You will perceive by the enclosed letters from Collector Dearborn, that the information given by E. Mix has enabled him to seize two vessels bound to Halifax with provisions and to arrest several of the merchants concerned.1 E. Mix has arrived here & was in fact obliged to leave Boston. He states that he has not one cent & by the enclosed letter asks for some compensation.2 As his information appears to have been correct & his services faithful, I submit the propriety of your authorizing an advance of 500 dollars to him from the contingent fund; this being the only one from which such payment can be paid. Respectfully Your Obedt. Servt.

Albert Gallatin

RC (DNA: RG 59, ML). For enclosures, see nn. 1 and 2.

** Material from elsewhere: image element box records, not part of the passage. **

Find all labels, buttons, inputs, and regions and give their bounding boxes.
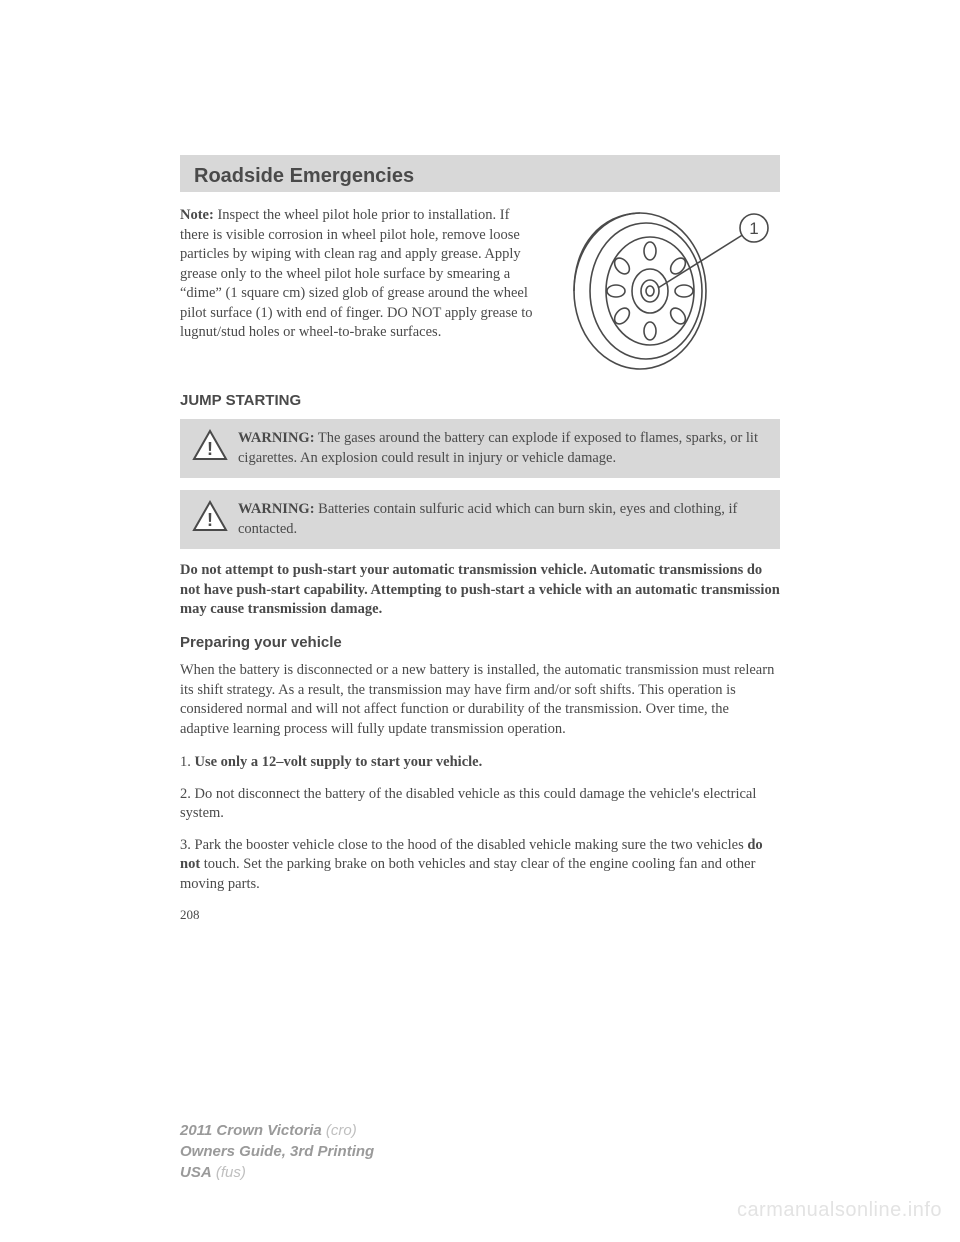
- note-paragraph: Note: Inspect the wheel pilot hole prior…: [180, 206, 536, 343]
- warning-icon: !: [192, 429, 228, 461]
- footer-code2: (fus): [212, 1164, 246, 1181]
- note-with-diagram: Note: Inspect the wheel pilot hole prior…: [180, 206, 780, 376]
- footer-line-3: USA (fus): [180, 1162, 374, 1183]
- step-prefix: 2.: [180, 786, 195, 802]
- page-number: 208: [180, 907, 780, 923]
- note-label: Note:: [180, 207, 214, 223]
- step-text: Do not disconnect the battery of the dis…: [180, 786, 756, 822]
- step-text-a: Park the booster vehicle close to the ho…: [195, 837, 748, 853]
- footer-line-1: 2011 Crown Victoria (cro): [180, 1120, 374, 1141]
- step-3: 3. Park the booster vehicle close to the…: [180, 836, 780, 895]
- warning-body: The gases around the battery can explode…: [238, 430, 758, 466]
- warning-box-1: ! WARNING: The gases around the battery …: [180, 419, 780, 478]
- step-bold: Use only a 12–volt supply to start your …: [195, 754, 483, 770]
- footer-code: (cro): [322, 1122, 357, 1139]
- footer-region: USA: [180, 1164, 212, 1181]
- preparing-heading: Preparing your vehicle: [180, 634, 780, 651]
- warning-text: WARNING: The gases around the battery ca…: [238, 429, 768, 468]
- step-text-b: touch. Set the parking brake on both veh…: [180, 856, 755, 892]
- watermark: carmanualsonline.info: [737, 1199, 942, 1222]
- step-prefix: 1.: [180, 754, 195, 770]
- step-prefix: 3.: [180, 837, 195, 853]
- jump-starting-heading: JUMP STARTING: [180, 392, 780, 409]
- section-title: Roadside Emergencies: [194, 165, 766, 188]
- svg-text:!: !: [207, 510, 213, 530]
- preparing-paragraph: When the battery is disconnected or a ne…: [180, 661, 780, 739]
- callout-label: 1: [749, 219, 758, 238]
- step-2: 2. Do not disconnect the battery of the …: [180, 785, 780, 824]
- wheel-diagram: 1: [550, 206, 780, 376]
- warning-icon: !: [192, 500, 228, 532]
- step-1: 1. Use only a 12–volt supply to start yo…: [180, 753, 780, 773]
- warning-label: WARNING:: [238, 501, 315, 517]
- svg-text:!: !: [207, 439, 213, 459]
- footer-model: 2011 Crown Victoria: [180, 1122, 322, 1139]
- warning-text: WARNING: Batteries contain sulfuric acid…: [238, 500, 768, 539]
- note-body: Inspect the wheel pilot hole prior to in…: [180, 207, 532, 340]
- section-header: Roadside Emergencies: [180, 155, 780, 192]
- warning-label: WARNING:: [238, 430, 315, 446]
- page-content: Roadside Emergencies Note: Inspect the w…: [180, 155, 780, 923]
- warning-box-2: ! WARNING: Batteries contain sulfuric ac…: [180, 490, 780, 549]
- footer-line-2: Owners Guide, 3rd Printing: [180, 1141, 374, 1162]
- push-start-warning-paragraph: Do not attempt to push-start your automa…: [180, 561, 780, 620]
- footer-block: 2011 Crown Victoria (cro) Owners Guide, …: [180, 1120, 374, 1183]
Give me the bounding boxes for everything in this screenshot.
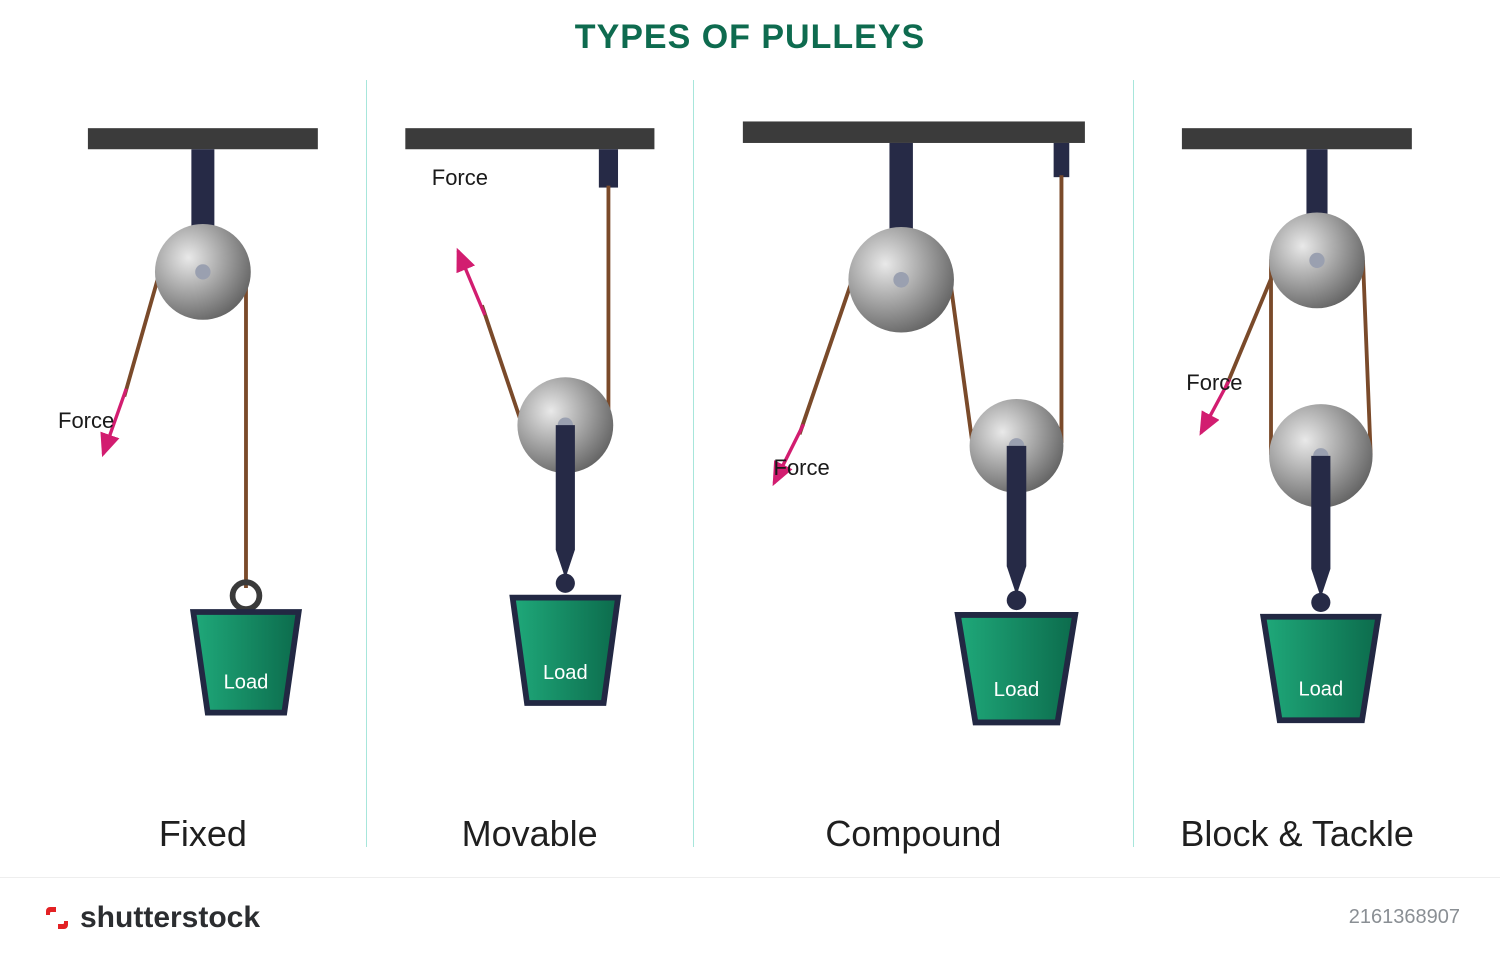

1Gallatin enclosed two letters he had received from Henry A. S. Dearborn, collector at Boston, dated 22 and 23 Feb. 1813. In the first (2 pp.), Dearborn reported that he had taken possession of a “Schooner under Swedish Collours which had cleared & sailed for Fayal,” but whose papers, discovered hidden in a jug due to a tip from Elijah Mix, contained a “Passport or Licence from Sir John Sheirbrook to be inforced for two months giving permission for the importation of provisions … from the U.S. into the Ports of Lower Canada, New Brunswick & St Johns.” Further information found on the ship enabled Dearborn to seize, in addition, a brig “laden in port with a full Cargo of Provisions for Halifax.” These discoveries, Dearborn wrote, had made him aware of “a series of outrages upon our laws, which has been carried to a great extent and was to be continued and increased.” The second letter (1 p.) covered copies of the documents found aboard the schooner, and recommended Mix, who was to deliver them, as “an active and intelligent man … capable of doing much for the discovery of such illegal transactions” (Papers of Gallatin [microfilm ed.], reel 26).

2Enclosure not found. Mix’s previous attempts to obtain the patronage of the federal government included letters to James Monroe of 12 and 28 Oct. 1812, in which he offered to transport British prisoners to England or Halifax and to operate a cartel out of New York. The second letter enclosed a copy of a certificate dated 11 Aug. 1812 and signed by British vice admiral Herbert Sawyer, granting Mix safe passage from Halifax to Boston and permission to transport “a Cargo of Flour and other dry provisions and Naval Stores” from “an American port to Halifax” (DNA: RG 59, ML). In the spring of 1813, Mix claimed compensation not only for having informed on the Boston licensed traders, but also for having caused the British ship Emulous, on which he had been a prisoner, to run aground off Ragged Island, Nova Scotia, on 2 Aug. 1812. On the basis of these claims, Mix wrote Monroe on 7 Mar. 1813 requesting a letter of introduction to Richard Riker, a prominent New York Republican, and Monroe indicated that the request would be granted (DNA: RG 59, ML). In addition, the Navy Department supported Mix’s efforts to torpedo British ships in the spring and summer of 1813 (Hamlin, Latrobe, 390–91; Dudley, Naval War of 1812, 2:354–56).